Professor Jerry Clore also investigates the effects of emotion on memory, but in humans. After watching a rapid succession of words flash across their computer screens, two APS participants watched a comedy routine by Jerry Seinfeld, and then were asked to hold their hands in a tray of ice water for a few minutes, before being given a memory test for the words they saw. Clore explained that various emotionally arousing experiences (such as a funny video or a painful ice experience) around the time of memory encoding affect the ability to recall items later. His research has shown that positive experiences actually facilitate memory for overall impressions but not details, whereas participants in a less happy frame of mind are more accurate when remembering details.

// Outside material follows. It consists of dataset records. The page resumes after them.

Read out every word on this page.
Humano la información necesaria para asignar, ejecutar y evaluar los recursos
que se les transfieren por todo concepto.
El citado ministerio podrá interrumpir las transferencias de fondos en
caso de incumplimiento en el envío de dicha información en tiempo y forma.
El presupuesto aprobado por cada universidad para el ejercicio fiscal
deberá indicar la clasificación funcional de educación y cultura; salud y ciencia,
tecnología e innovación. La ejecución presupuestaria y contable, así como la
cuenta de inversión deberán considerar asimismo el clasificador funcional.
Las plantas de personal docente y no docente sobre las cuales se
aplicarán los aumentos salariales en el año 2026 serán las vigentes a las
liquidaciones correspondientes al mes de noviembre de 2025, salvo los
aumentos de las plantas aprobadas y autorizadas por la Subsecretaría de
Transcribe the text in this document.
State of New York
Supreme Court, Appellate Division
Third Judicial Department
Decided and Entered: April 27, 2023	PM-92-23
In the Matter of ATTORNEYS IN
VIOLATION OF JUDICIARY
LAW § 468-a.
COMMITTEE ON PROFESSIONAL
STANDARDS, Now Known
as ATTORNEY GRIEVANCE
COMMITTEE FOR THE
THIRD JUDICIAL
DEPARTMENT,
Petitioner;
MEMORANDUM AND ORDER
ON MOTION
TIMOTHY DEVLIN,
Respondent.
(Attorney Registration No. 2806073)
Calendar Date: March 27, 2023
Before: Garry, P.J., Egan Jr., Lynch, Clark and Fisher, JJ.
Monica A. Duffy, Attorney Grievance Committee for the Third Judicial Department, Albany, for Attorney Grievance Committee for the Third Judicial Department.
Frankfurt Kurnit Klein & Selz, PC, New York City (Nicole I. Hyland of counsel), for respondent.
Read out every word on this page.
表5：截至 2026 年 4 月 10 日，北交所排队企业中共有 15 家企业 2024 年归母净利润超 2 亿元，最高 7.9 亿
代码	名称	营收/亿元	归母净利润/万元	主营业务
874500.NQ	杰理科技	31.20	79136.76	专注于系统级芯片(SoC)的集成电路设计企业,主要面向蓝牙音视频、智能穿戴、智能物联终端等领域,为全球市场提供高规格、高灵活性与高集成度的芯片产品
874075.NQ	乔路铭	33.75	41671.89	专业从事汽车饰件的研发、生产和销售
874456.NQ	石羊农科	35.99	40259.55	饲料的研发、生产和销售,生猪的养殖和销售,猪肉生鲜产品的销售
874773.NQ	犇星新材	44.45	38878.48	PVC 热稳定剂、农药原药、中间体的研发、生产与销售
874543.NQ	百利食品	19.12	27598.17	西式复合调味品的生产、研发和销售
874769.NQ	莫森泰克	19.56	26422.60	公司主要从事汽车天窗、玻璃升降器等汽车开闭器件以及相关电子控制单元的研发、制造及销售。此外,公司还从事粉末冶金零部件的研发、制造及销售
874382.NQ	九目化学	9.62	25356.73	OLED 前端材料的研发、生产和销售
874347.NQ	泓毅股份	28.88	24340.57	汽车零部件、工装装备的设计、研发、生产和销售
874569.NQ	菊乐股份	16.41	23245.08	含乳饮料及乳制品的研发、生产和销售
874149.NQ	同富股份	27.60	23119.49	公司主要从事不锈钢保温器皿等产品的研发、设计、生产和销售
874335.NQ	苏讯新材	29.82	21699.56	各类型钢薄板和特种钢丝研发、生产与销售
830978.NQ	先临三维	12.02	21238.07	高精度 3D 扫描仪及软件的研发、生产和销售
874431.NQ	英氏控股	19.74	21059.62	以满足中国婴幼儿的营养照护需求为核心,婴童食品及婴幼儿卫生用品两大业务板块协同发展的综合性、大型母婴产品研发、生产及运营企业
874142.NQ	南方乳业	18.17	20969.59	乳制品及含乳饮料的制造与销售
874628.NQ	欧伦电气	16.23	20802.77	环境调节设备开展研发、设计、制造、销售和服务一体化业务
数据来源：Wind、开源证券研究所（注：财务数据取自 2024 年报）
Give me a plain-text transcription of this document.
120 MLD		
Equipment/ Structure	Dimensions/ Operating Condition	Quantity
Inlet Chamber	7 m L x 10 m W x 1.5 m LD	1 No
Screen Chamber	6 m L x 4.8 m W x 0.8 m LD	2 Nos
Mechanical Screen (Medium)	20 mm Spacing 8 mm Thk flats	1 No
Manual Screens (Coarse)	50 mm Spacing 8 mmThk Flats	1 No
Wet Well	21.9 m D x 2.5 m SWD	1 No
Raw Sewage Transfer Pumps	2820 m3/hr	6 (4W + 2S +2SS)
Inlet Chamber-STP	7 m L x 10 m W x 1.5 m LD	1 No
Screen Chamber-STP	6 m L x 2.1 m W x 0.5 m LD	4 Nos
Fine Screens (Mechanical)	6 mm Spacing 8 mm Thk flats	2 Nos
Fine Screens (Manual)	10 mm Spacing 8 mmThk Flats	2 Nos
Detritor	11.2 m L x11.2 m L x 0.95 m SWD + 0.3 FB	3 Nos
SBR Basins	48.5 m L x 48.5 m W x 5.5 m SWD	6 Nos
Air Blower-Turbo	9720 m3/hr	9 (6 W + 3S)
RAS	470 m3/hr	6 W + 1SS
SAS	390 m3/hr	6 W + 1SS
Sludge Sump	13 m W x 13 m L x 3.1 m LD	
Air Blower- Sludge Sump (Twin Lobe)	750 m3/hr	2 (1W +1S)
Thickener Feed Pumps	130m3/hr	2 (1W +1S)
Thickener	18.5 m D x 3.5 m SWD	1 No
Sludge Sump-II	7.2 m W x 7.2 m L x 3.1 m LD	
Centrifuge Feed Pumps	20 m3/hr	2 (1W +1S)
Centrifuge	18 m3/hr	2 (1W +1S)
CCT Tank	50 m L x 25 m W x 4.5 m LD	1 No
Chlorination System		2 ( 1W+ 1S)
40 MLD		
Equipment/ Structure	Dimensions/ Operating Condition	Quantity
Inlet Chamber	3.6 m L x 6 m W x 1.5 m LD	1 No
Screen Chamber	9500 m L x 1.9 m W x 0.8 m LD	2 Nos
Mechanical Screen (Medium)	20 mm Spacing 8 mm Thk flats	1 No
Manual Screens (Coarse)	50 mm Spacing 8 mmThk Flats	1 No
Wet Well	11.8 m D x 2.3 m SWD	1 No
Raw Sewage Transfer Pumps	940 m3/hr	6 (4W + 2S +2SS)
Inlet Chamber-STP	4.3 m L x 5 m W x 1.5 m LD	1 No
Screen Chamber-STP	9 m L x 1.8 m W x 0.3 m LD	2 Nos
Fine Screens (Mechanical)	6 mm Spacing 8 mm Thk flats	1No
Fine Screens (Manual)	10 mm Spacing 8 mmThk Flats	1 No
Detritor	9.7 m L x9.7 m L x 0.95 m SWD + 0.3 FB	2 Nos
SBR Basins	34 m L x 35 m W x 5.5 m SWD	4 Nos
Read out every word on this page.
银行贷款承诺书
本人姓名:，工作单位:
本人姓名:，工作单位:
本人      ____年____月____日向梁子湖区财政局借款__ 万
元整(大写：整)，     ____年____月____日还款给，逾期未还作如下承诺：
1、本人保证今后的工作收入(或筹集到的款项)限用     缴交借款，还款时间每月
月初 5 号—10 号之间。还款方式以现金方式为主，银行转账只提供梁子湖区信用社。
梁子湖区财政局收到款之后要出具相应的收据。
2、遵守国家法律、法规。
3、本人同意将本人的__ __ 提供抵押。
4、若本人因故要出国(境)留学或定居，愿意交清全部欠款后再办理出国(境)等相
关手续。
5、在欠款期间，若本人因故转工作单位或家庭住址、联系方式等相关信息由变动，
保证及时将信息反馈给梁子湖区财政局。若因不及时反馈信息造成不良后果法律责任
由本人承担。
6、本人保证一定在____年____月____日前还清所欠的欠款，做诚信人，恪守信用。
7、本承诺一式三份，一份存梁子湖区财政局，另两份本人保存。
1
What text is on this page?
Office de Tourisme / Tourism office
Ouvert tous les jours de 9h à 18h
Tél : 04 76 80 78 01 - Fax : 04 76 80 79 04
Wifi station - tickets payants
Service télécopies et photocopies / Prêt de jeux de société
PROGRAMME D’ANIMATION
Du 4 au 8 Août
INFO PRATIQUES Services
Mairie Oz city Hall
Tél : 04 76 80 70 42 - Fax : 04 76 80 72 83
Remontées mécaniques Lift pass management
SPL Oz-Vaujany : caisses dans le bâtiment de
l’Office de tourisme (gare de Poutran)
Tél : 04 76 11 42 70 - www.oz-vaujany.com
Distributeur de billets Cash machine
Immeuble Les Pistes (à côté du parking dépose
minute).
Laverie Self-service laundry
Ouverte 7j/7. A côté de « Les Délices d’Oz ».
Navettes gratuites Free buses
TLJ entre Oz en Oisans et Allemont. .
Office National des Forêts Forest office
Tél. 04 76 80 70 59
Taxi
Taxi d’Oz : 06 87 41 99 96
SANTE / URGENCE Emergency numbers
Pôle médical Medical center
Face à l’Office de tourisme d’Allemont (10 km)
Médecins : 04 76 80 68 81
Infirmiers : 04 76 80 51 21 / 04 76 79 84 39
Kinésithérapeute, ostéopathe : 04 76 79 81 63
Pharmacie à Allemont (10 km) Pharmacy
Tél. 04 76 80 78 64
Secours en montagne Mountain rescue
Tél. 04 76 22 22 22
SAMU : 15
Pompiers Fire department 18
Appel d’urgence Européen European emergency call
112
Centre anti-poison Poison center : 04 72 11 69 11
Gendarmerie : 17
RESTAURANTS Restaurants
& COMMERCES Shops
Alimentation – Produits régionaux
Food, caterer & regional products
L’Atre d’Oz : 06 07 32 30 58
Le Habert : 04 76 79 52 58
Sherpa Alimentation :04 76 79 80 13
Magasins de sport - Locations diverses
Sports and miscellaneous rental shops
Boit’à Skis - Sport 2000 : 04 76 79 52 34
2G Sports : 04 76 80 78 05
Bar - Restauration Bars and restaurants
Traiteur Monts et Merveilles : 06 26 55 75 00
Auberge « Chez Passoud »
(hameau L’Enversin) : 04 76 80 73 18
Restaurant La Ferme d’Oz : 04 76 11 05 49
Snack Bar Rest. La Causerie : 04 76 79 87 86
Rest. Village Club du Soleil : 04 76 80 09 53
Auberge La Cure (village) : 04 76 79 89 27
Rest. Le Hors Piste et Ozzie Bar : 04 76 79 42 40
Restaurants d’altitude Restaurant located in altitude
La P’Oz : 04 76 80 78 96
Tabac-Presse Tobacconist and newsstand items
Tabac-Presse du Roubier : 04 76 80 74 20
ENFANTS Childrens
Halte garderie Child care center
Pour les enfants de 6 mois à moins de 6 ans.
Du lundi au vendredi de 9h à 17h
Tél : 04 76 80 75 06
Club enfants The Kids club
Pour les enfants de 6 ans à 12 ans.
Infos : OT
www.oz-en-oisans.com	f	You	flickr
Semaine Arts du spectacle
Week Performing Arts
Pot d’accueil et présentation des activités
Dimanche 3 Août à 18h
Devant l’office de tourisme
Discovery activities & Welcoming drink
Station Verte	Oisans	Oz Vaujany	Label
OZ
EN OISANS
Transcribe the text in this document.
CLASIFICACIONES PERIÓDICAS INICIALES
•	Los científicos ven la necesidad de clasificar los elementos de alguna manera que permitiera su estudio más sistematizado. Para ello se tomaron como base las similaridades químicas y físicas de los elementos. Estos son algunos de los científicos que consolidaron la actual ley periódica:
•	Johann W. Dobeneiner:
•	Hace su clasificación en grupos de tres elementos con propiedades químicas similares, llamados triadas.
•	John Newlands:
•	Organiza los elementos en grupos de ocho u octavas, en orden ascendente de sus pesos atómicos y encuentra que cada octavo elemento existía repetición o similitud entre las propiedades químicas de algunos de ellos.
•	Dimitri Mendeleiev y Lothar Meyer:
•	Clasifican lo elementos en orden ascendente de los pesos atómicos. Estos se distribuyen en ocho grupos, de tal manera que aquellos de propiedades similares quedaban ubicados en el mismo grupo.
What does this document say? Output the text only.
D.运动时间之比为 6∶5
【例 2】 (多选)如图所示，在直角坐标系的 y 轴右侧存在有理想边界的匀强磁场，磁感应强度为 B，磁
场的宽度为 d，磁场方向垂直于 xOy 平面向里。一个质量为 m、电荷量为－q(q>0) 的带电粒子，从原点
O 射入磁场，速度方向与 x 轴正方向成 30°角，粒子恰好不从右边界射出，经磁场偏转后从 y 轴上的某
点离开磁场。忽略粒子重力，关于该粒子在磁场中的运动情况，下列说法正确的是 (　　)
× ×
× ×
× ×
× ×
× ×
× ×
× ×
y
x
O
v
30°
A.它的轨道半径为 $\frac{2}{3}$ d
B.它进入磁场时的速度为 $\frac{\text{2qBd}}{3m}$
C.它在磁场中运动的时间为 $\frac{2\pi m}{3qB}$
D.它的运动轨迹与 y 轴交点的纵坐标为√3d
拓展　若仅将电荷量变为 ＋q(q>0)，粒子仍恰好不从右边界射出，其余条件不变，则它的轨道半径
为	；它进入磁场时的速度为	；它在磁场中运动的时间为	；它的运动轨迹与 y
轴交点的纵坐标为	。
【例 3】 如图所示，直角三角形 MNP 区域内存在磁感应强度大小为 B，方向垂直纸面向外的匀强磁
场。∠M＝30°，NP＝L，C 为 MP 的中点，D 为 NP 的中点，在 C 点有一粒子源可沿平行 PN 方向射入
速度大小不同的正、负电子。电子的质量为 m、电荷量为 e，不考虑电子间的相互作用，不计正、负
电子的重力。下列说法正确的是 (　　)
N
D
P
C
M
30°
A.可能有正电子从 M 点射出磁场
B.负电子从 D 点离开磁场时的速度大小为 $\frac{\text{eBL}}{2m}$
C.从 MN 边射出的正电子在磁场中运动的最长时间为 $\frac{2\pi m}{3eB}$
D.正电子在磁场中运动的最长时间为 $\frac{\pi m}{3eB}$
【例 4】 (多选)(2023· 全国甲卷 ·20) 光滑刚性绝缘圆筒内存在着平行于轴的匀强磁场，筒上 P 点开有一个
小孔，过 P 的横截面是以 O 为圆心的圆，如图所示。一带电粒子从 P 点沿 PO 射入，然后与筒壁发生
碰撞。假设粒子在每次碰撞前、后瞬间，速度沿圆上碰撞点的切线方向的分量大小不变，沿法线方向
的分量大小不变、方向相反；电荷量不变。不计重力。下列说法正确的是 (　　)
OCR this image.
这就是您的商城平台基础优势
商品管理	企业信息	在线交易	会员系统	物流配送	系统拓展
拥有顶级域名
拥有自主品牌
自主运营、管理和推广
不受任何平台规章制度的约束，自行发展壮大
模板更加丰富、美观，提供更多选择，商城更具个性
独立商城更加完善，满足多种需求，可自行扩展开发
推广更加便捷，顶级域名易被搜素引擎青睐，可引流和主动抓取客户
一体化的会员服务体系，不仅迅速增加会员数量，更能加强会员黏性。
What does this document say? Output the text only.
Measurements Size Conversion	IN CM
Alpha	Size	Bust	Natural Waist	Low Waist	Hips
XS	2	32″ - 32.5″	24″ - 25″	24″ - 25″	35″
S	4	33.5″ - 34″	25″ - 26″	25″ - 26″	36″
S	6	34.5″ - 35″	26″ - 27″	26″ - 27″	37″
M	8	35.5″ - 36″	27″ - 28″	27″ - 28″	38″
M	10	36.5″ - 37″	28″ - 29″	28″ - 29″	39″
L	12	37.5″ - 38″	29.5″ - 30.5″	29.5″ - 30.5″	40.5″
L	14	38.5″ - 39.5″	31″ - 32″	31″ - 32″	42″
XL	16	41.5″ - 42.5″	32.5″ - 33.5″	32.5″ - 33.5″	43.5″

After all that and a small snack for the road, we collapsed into our cars with our brains and bellies full for the trip back to DC. (Multiple reports of sleeping during the “in-flight” movie reached the Observer, but could not be confirmed by those involved.)
This article reflects only a portion of the fascinating research APS staff experienced at UVA. In addition to these researchers, we are also grateful to faculty members Rachel Keen, Tim Wilson, Amori Mikami, Lee Llewellyn, Dave Hill, and Peter Brunjes and to countless graduate and post-doctoral students for sharing their work with us.